Он оглянулся и увидел доктора Велезара.
– Ну, как мальчик? Что с ним? – доктор, чуть запыхавшись, подошел поближе.
– Через неделю начнется пересотворение, – Млад пожал плечами, – готовимся потихоньку…
– И здесь шаманить будешь?
– Да нет… Я как все… Числюсь волхвом-предсказателем… И потом, белые шаманы не гадают.
– Да ладно, числится он, – Перемысл хлопнул его по плечу и повернулся к доктору. – Млад Мстиславич – сильный предсказатель. Если бы не разводил вокруг гадания умствований, был бы сильней самого Белояра.
– Во-первых, я не развожу никаких умствований. Если будущего не знают даже боги, как я могу строить какие-то достоверные догадки на этот счет? А во-вторых – Белояр не гадатель, он кудесник, – возразил ему Млад.
– Ну, сегодня вы не о будущем, а о прошлом будете гадать. Надеюсь, узнавать прошлое волхвам разрешается? – улыбнулся Перемысл.
– Это сложный вопрос. Прошлое – слишком темная штука… Все зависит от угла, с которого смотришь. Иногда и настоящего понять невозможно…
Млад вдруг почувствовал беспокойство. Смутное, неопределенное. Как будто в воздухе появилась тончайшая паутина и запуталась в голове. Впрочем, вокруг собралось много волхвов – вполне возможно, их мысли начали переплетаться друг с другом до того, как началось само гадание.
– Что с тобой? – доктор Велезар взял его за руку. – Тебе нехорошо?
– Нет, так, наверное, и должно быть, – улыбнулся Млад. Прикосновение доктора вмиг рассеяло беспокойство, словно вернуло в явь. – Здесь… слишком много таких, как я.
– Тебя это тяготит? – удивился доктор.
– Нет, напротив, – ответил Млад и подумал, что на него накинули сетку. Всего миг он чувствовал ее прикосновение – и тут же привык, словно эта сетка стала его естеством. Наверное, это мнительность. Разговоры с Пифагорычем. Навести морок на сорок волхвов невозможно: если он заметил эту паутину, то Белояр точно не позволил бы сделать с собой такого. Впрочем, Белояр гадать не будет. А может, и не сетка это вовсе. Так, сложные эманации: любое объединение волхвов непредсказуемо – они могут погасить силу друг друга, а могут и умножить в десятки, в сотни раз.
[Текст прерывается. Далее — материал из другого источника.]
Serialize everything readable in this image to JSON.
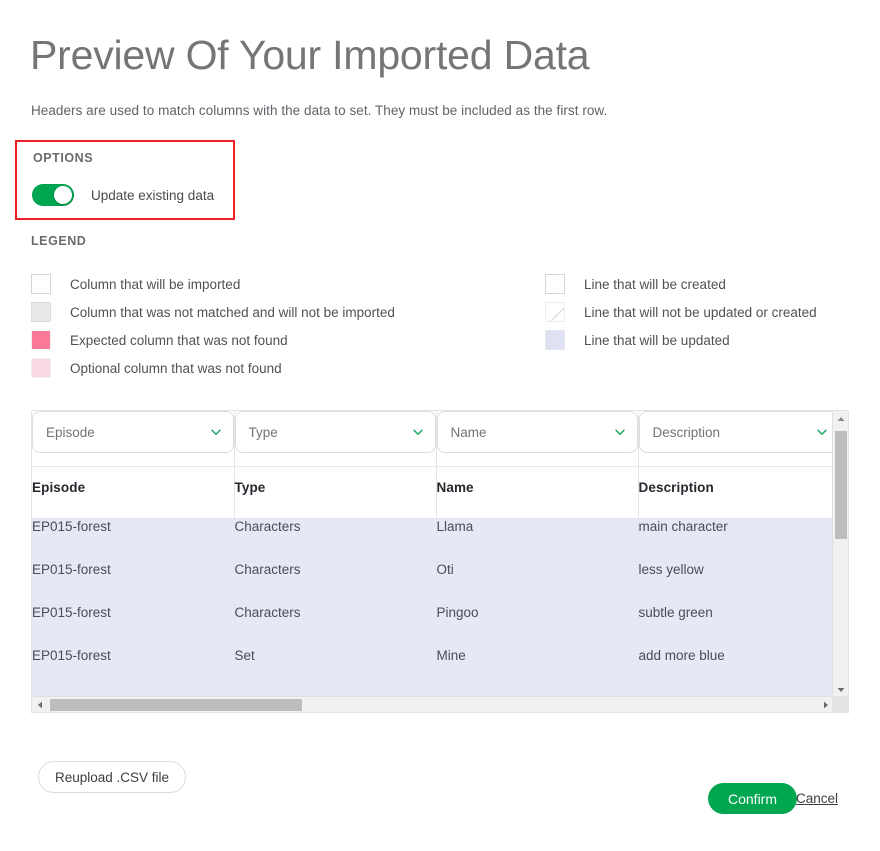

На помосте появился юный князь Волот Борисович – совсем мальчик, моложе Миши, только много крепче, и выше, и… Млад, глядя на него, сразу подумал: этот пройдет пересотворение. Странное предположение – немыслимо думать, что княжеский сын мог бы стать шаманом. Но взгляд юноши словно резал площадь: на ярком солнце, сквозь прищур, пробивались синие лучи его глаз. Широкое скуластое лицо, казалось, ничего не выражало – и вместе с тем излучало уверенность и спокойствие, как у Белояра. А ведь ему еще не было пятнадцати! Княжеская кровь, кровь Бориса. Напрасно беспокоится Пифагорыч: года через два или три этот мальчик возьмет в руки всю власть, и тогда – берегись, вольный город Новгород! Один его взгляд стоит целого веча!
Юношу не смущали те, кто глазел на него снизу: он привык находиться на виду. Млад же чувствовал неловкость за свое любопытство – нехорошо разглядывать человека так откровенно, даже если это князь. Тот, между тем, скользил взглядом по собравшимся и чуть задержал его на докторе Велезаре – голова князя чуть пригнулась, кивая доктору. Млад думал, что ошибся, но доктор тоже ответил князю легким поклоном. А потом… а потом юноша поймал взгляд Млада: это было похоже на вспышку молнии. Миг – и синие глаза князя словно приоткрыли душу. Смятение и страх, неуверенность в своих силах, бесконечная борьба с собой, со своими сомнениями, недоверие, ожидание удара в спину, безнравственность и благородство, ум и наивность… Да он же дитя! Мальчик, придавленный непосильным бременем, желанием соответствовать и превзойти, и обязательствами перед теми, кто смотрит сейчас на него!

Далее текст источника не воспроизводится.